A half marathon is 13.1 miles. I’ve run it two times in the past, and both times I thought mile 10 was the worst. By mile 10, my knees were screaming at me to stop. Not because I have an injury, but more like “can we please stop doing this same repetitive motion that we’ve been doing for two hours?! Enough already.” (Kudos to everyone who can do a full marathon, by the way. Especially to Rob, who is in the middle of training for one and so far- killing it. )
In the past, I’ve thought about why 10 was the worst. It was painful and hard (as expected) but for some reason miles 11-13 didn’t seem so bad. I think for those miles, I was close enough to the end that the pain didn’t matter. I was almost done.
Well, in this experience, I’m heading into mile 12 of this race I didn’t sign up for. 10 would have been November’s surgery because I was nearing the end but it was so painful. I’m going into 12 with one more surgery on Friday, then it’s just healing up to cross that finish line and be done with all of this.

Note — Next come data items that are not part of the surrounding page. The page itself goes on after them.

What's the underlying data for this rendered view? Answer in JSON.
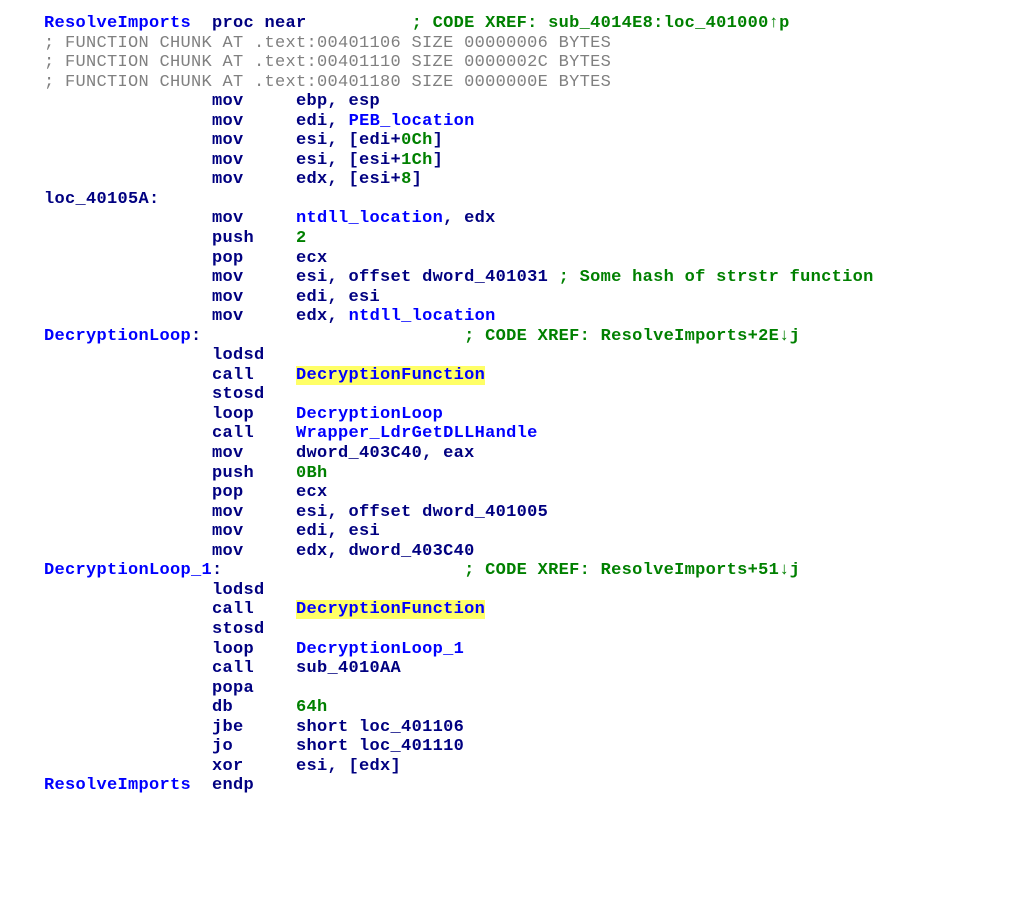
{
  "lines": [
    {
      "indent": 0,
      "parts": [
        {
          "cls": "sym",
          "text": "ResolveImports"
        },
        {
          "cls": "kw",
          "text": "  proc near          "
        },
        {
          "cls": "cmnt",
          "text": "; CODE XREF: sub_4014E8:loc_401000↑p"
        }
      ]
    },
    {
      "indent": 0,
      "parts": [
        {
          "cls": "kw",
          "text": ""
        }
      ]
    },
    {
      "indent": 0,
      "parts": [
        {
          "cls": "gray",
          "text": "; FUNCTION CHUNK AT .text:00401106 SIZE 00000006 BYTES"
        }
      ]
    },
    {
      "indent": 0,
      "parts": [
        {
          "cls": "gray",
          "text": "; FUNCTION CHUNK AT .text:00401110 SIZE 0000002C BYTES"
        }
      ]
    },
    {
      "indent": 0,
      "parts": [
        {
          "cls": "gray",
          "text": "; FUNCTION CHUNK AT .text:00401180 SIZE 0000000E BYTES"
        }
      ]
    },
    {
      "indent": 0,
      "parts": [
        {
          "cls": "kw",
          "text": ""
        }
      ]
    },
    {
      "indent": 1,
      "parts": [
        {
          "cls": "kw",
          "text": "mov     ebp, esp"
        }
      ]
    },
    {
      "indent": 1,
      "parts": [
        {
          "cls": "kw",
          "text": "mov     edi, "
        },
        {
          "cls": "sym",
          "text": "PEB_location"
        }
      ]
    },
    {
      "indent": 1,
      "parts": [
        {
          "cls": "kw",
          "text": "mov     esi, [edi+"
        },
        {
          "cls": "num",
          "text": "0Ch"
        },
        {
          "cls": "kw",
          "text": "]"
        }
      ]
    },
    {
      "indent": 1,
      "parts": [
        {
          "cls": "kw",
          "text": "mov     esi, [esi+"
        },
        {
          "cls": "num",
          "text": "1Ch"
        },
        {
          "cls": "kw",
          "text": "]"
        }
      ]
    },
    {
      "indent": 1,
      "parts": [
        {
          "cls": "kw",
          "text": "mov     edx, [esi+"
        },
        {
          "cls": "num",
          "text": "8"
        },
        {
          "cls": "kw",
          "text": "]"
        }
      ]
    },
    {
      "indent": 0,
      "parts": [
        {
          "cls": "kw",
          "text": ""
        }
      ]
    },
    {
      "indent": 0,
      "parts": [
        {
          "cls": "kw",
          "text": "loc_40105A:"
        }
      ]
    },
    {
      "indent": 1,
      "parts": [
        {
          "cls": "kw",
          "text": "mov     "
        },
        {
          "cls": "sym",
          "text": "ntdll_location"
        },
        {
          "cls": "kw",
          "text": ", edx"
        }
      ]
    },
    {
      "indent": 1,
      "parts": [
        {
          "cls": "kw",
          "text": "push    "
        },
        {
          "cls": "num",
          "text": "2"
        }
      ]
    },
    {
      "indent": 1,
      "parts": [
        {
          "cls": "kw",
          "text": "pop     ecx"
        }
      ]
    },
    {
      "indent": 1,
      "parts": [
        {
          "cls": "kw",
          "text": "mov     esi, offset dword_401031 "
        },
        {
          "cls": "cmnt",
          "text": "; Some hash of strstr function"
        }
      ]
    },
    {
      "indent": 1,
      "parts": [
        {
          "cls": "kw",
          "text": "mov     edi, esi"
        }
      ]
    },
    {
      "indent": 1,
      "parts": [
        {
          "cls": "kw",
          "text": "mov     edx, "
        },
        {
          "cls": "sym",
          "text": "ntdll_location"
        }
      ]
    },
    {
      "indent": 0,
      "parts": [
        {
          "cls": "kw",
          "text": ""
        }
      ]
    },
    {
      "indent": 0,
      "parts": [
        {
          "cls": "sym",
          "text": "DecryptionLoop"
        },
        {
          "cls": "kw",
          "text": ":                         "
        },
        {
          "cls": "cmnt",
          "text": "; CODE XREF: ResolveImports+2E↓j"
        }
      ]
    },
    {
      "indent": 1,
      "parts": [
        {
          "cls": "kw",
          "text": "lodsd"
        }
      ]
    },
    {
      "indent": 1,
      "parts": [
        {
          "cls": "kw",
          "text": "call    "
        },
        {
          "cls": "sym hl",
          "text": "DecryptionFunction"
        }
      ]
    },
    {
      "indent": 1,
      "parts": [
        {
          "cls": "kw",
          "text": "stosd"
        }
      ]
    },
    {
      "indent": 1,
      "parts": [
        {
          "cls": "kw",
          "text": "loop    "
        },
        {
          "cls": "sym",
          "text": "DecryptionLoop"
        }
      ]
    },
    {
      "indent": 1,
      "parts": [
        {
          "cls": "kw",
          "text": "call    "
        },
        {
          "cls": "sym",
          "text": "Wrapper_LdrGetDLLHandle"
        }
      ]
    },
    {
      "indent": 1,
      "parts": [
        {
          "cls": "kw",
          "text": "mov     dword_403C40, eax"
        }
      ]
    },
    {
      "indent": 1,
      "parts": [
        {
          "cls": "kw",
          "text": "push    "
        },
        {
          "cls": "num",
          "text": "0Bh"
        }
      ]
    },
    {
      "indent": 1,
      "parts": [
        {
          "cls": "kw",
          "text": "pop     ecx"
        }
      ]
    },
    {
      "indent": 1,
      "parts": [
        {
          "cls": "kw",
          "text": "mov     esi, offset dword_401005"
        }
      ]
    },
    {
      "indent": 1,
      "parts": [
        {
          "cls": "kw",
          "text": "mov     edi, esi"
        }
      ]
    },
    {
      "indent": 1,
      "parts": [
        {
          "cls": "kw",
          "text": "mov     edx, dword_403C40"
        }
      ]
    },
    {
      "indent": 0,
      "parts": [
        {
          "cls": "kw",
          "text": ""
        }
      ]
    },
    {
      "indent": 0,
      "parts": [
        {
          "cls": "sym",
          "text": "DecryptionLoop_1"
        },
        {
          "cls": "kw",
          "text": ":                       "
        },
        {
          "cls": "cmnt",
          "text": "; CODE XREF: ResolveImports+51↓j"
        }
      ]
    },
    {
      "indent": 1,
      "parts": [
        {
          "cls": "kw",
          "text": "lodsd"
        }
      ]
    },
    {
      "indent": 1,
      "parts": [
        {
          "cls": "kw",
          "text": "call    "
        },
        {
          "cls": "sym hl",
          "text": "DecryptionFunction"
        }
      ]
    },
    {
      "indent": 1,
      "parts": [
        {
          "cls": "kw",
          "text": "stosd"
        }
      ]
    },
    {
      "indent": 1,
      "parts": [
        {
          "cls": "kw",
          "text": "loop    "
        },
        {
          "cls": "sym",
          "text": "DecryptionLoop_1"
        }
      ]
    },
    {
      "indent": 1,
      "parts": [
        {
          "cls": "kw",
          "text": "call    sub_4010AA"
        }
      ]
    },
    {
      "indent": 1,
      "parts": [
        {
          "cls": "kw",
          "text": "popa"
        }
      ]
    },
    {
      "indent": 1,
      "parts": [
        {
          "cls": "kw",
          "text": "db      "
        },
        {
          "cls": "num",
          "text": "64h"
        }
      ]
    },
    {
      "indent": 1,
      "parts": [
        {
          "cls": "kw",
          "text": "jbe     short loc_401106"
        }
      ]
    },
    {
      "indent": 1,
      "parts": [
        {
          "cls": "kw",
          "text": "jo      short loc_401110"
        }
      ]
    },
    {
      "indent": 1,
      "parts": [
        {
          "cls": "kw",
          "text": "xor     esi, [edx]"
        }
      ]
    },
    {
      "indent": 0,
      "parts": [
        {
          "cls": "sym",
          "text": "ResolveImports"
        },
        {
          "cls": "kw",
          "text": "  endp"
        }
      ]
    }
  ],
  "mnemonic_indent": "                "
}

Friday is my exchange surgery. They’ll take out the expanders and replace them with implants. The expanders are hard with metal in the back that is stitched inside my skin. Uncomfortable all the time, but I’ve gotten used to it. But now, after Friday, they should actually look and feel more normal. No more strange metal parts in my body. (Whoa- I just realized that’ll be the first time since this started I’ll be metal-free! I had my port placed, a copper IUD, then the expanders. The first two have already been removed… and these will be the last to go! Well, I do have about 50 permanent staples under my right arm from the original mastectomy, but I won’t count those right now because I’m excited.)
Anyway… it’s time for “squishy boobs” and I’m so excited. It will be an outpatient procedure on Friday so I’ll be home that evening. The doctor said I’ll be bruised and feel like I got beat up. But should feel good enough in 2 weeks to return to work and totally healed by 4 weeks.

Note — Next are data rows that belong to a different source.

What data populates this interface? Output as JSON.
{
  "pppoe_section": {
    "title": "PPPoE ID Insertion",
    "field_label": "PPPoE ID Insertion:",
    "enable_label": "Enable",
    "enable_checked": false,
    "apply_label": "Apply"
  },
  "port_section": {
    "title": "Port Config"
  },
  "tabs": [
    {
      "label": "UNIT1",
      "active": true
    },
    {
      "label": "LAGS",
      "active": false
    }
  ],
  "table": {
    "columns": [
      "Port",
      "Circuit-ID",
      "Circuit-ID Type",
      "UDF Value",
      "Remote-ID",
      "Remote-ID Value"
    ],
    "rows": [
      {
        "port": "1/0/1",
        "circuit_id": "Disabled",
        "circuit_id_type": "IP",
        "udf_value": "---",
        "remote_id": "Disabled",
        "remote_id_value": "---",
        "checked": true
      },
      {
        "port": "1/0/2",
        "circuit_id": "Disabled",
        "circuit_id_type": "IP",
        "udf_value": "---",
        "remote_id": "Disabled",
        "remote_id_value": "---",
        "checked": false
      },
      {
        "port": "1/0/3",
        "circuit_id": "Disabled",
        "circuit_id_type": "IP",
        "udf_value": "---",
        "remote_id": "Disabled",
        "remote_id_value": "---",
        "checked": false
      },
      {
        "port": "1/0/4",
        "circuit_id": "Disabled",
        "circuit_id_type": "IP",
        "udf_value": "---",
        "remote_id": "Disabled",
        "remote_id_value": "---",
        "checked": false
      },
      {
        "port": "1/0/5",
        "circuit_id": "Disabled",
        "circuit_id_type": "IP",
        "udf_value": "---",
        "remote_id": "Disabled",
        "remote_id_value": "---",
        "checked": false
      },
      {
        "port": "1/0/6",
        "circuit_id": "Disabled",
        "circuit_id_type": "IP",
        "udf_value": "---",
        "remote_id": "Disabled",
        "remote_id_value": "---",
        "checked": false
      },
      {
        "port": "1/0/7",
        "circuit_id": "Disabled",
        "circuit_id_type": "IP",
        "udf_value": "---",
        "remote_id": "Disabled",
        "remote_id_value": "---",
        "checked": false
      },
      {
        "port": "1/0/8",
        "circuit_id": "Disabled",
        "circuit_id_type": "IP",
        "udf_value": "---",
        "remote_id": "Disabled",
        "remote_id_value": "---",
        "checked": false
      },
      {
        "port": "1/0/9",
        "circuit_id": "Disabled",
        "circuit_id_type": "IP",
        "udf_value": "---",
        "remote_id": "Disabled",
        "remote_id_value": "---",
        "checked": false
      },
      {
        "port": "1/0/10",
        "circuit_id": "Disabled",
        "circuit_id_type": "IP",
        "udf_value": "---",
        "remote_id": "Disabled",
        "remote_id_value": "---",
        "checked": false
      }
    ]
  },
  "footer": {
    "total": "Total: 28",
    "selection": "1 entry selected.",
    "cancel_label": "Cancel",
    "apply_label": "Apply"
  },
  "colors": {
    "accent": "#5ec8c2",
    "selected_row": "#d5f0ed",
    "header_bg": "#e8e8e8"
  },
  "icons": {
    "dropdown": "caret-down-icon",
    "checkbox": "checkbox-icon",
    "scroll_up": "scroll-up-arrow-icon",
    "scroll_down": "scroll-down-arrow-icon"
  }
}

Mile 12, people… here we go… so close….
I’m writing this from the hotel room in Salt Lake City- our last night of a 10-day vacation to Yellowstone and The Grand Tetons. With some amazing planning by Rob, this has been the trip of a lifetime for sure.
We saw every bit of wildlife imaginable including 9 moose yesterday, 10 bears, coyotes, elk, bison, eagles, fox, pronghorn, owls, and even a wolf eating a baby bison (which had died of natural causes). The scenery and unique geological features here are outstanding- leaving us in awe of the Creator behind such design.
Rob and I came here before we had children, but it was especially nice to see the wonder through the girls’ eyes this time. We knew we wanted to bring them here when they got old enough because it’s so gorgeous with so many unique things to see. They made me proud with their hiking skills (though not so much if you actually told them they were “hiking”) and with their excitement for wildlife. But 10 days without a break meant a lot of fighting in the car, too. Seriously though- you can only tell someone is looking at you if you are also looking at them. How is this still an argument!?!
All in all, it’s been an amazing week. I wonder what the girls will remember and tell their children about someday. The cold rafting trip down the snake river? “Moosefest 2019” (our nickname for when we saw all the moose in one evening)? The wagon ride to a mountain cookout?
Digging for fossils? Earning their Junior Ranger badges in the Tetons? Probably the free cookie at the hotel room tonight. Whatever the case, I hope the trip has sparked an interest in them that will never fade. I know it never will for me.